Maybe this is all conspiracy theorist bullshit and coincidences. I'm not an investigator or a report--I don't know for sure what is true and what isn't. However, these are simple facts: Enemies of Bush and his administration have died. Investigations into their deaths have been unusually inconsistent. And the media has for the most part left them completely untouched. There comes a point when we need to start asking ourselves some questions about what's really going on.
no subject
Date: 2008-03-12 08:33 am (UTC)The only person I know on that list of fourteen is David Kelly, whose death was reported as heartbreaking but almost inevitable by the British media.
no subject
Date: 2008-03-12 03:05 pm (UTC)Her story seems pretty incredulous to me, and I think that's the main reason it doesn't get reported; there's a really good probability that presidents attract all sorts of ridiculous lawsuits from all sorts of disturbed people. This doesn't get reported in the real media for the same reason that the crap about how Chelsea Clinton is clearly Web Hubbell's daughter, and how Bill had Hillary's lover Vince Foster killed doesn't show up anywhere in the real media, either.
(That it shows up in my inbox on a weekly basis is a whole other issue. Pollsters aren't the media, leave me the hell alone with your Clinton conspiracy theories.)

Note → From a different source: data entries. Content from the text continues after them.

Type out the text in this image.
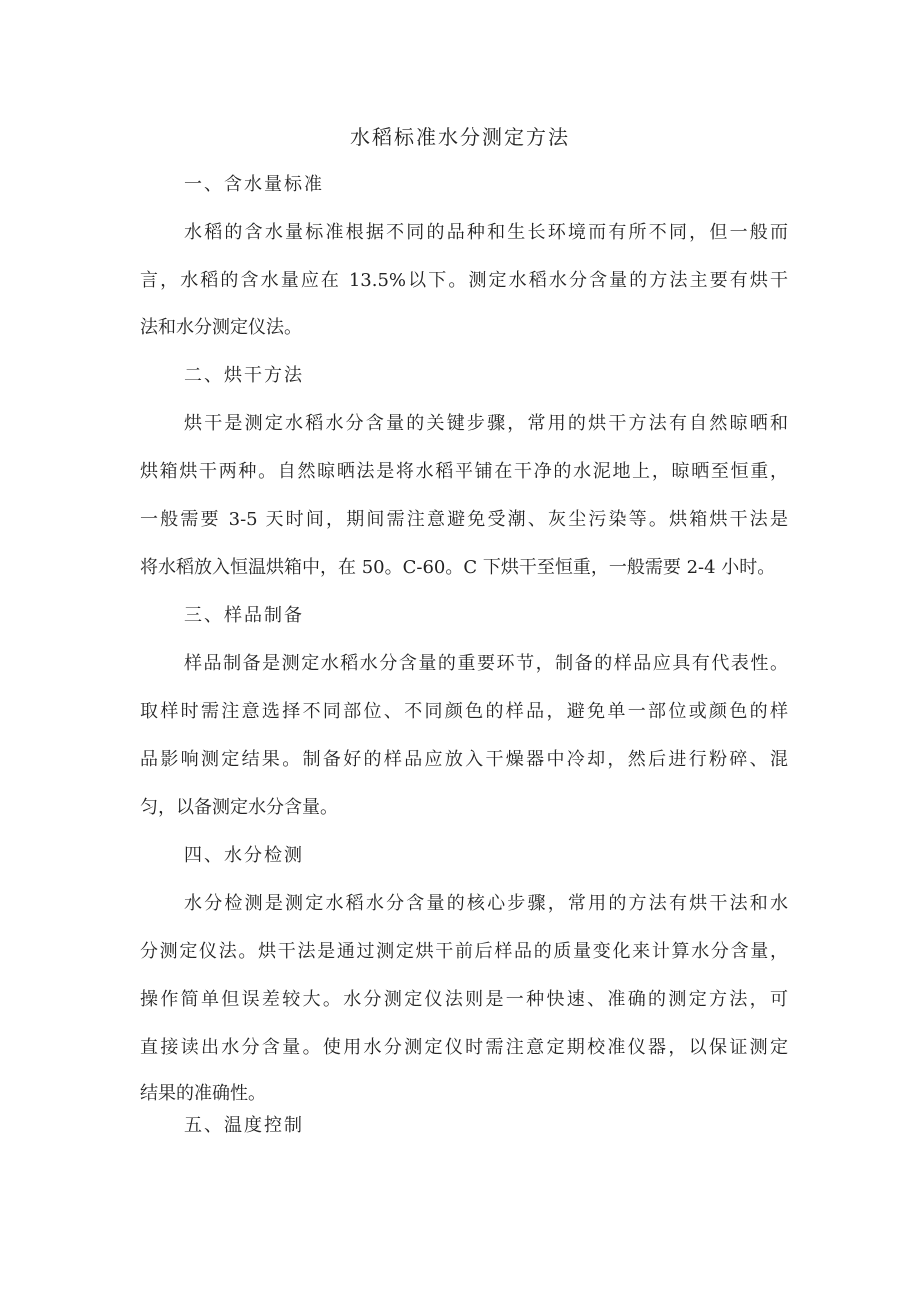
水稻标准水分测定方法
一、含水量标准
水稻的含水量标准根据不同的品种和生长环境而有所不同，但一般而
言，水稻的含水量应在 13.5%以下。测定水稻水分含量的方法主要有烘干
法和水分测定仪法。
二、烘干方法
烘干是测定水稻水分含量的关键步骤，常用的烘干方法有自然晾晒和
烘箱烘干两种。自然晾晒法是将水稻平铺在干净的水泥地上，晾晒至恒重，
一般需要 3-5 天时间，期间需注意避免受潮、灰尘污染等。烘箱烘干法是
将水稻放入恒温烘箱中，在 50。C-60。C 下烘干至恒重，一般需要 2-4 小时。
三、样品制备
样品制备是测定水稻水分含量的重要环节，制备的样品应具有代表性。
取样时需注意选择不同部位、不同颜色的样品，避免单一部位或颜色的样
品影响测定结果。制备好的样品应放入干燥器中冷却，然后进行粉碎、混
匀，以备测定水分含量。
四、水分检测
水分检测是测定水稻水分含量的核心步骤，常用的方法有烘干法和水
分测定仪法。烘干法是通过测定烘干前后样品的质量变化来计算水分含量，
操作简单但误差较大。水分测定仪法则是一种快速、准确的测定方法，可
直接读出水分含量。使用水分测定仪时需注意定期校准仪器，以保证测定
结果的准确性。
五、温度控制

I still overall lean toward the likelihood that Bush is a guy who's doing his best to do what he thinks is right; he's 100% wrong on just about every front, but I don't think he's actively evil and trying to cause harm -- it's more that he's just earnest, sincere, and misguided. But I really do look forward to the books that eventually come out, detailing exactly what went on here for the past eight years -- because I wouldn't be Spitzer-level-stunned to find out I was totally wrong.
no subject
Date: 2008-03-13 04:12 am (UTC)Thanks for pointing this out. I never would've known otherwise. I'll post about this soon, too. Everyone has a right to know and make educated decisions/votes. Just. Ugh.
no subject
Date: 2008-03-13 04:35 am (UTC)But seriously that is messed up. But also, 14 people isn't that many when considering how many people know the president and how many probably come up with shit that he's done. Whether the press will report on it or not.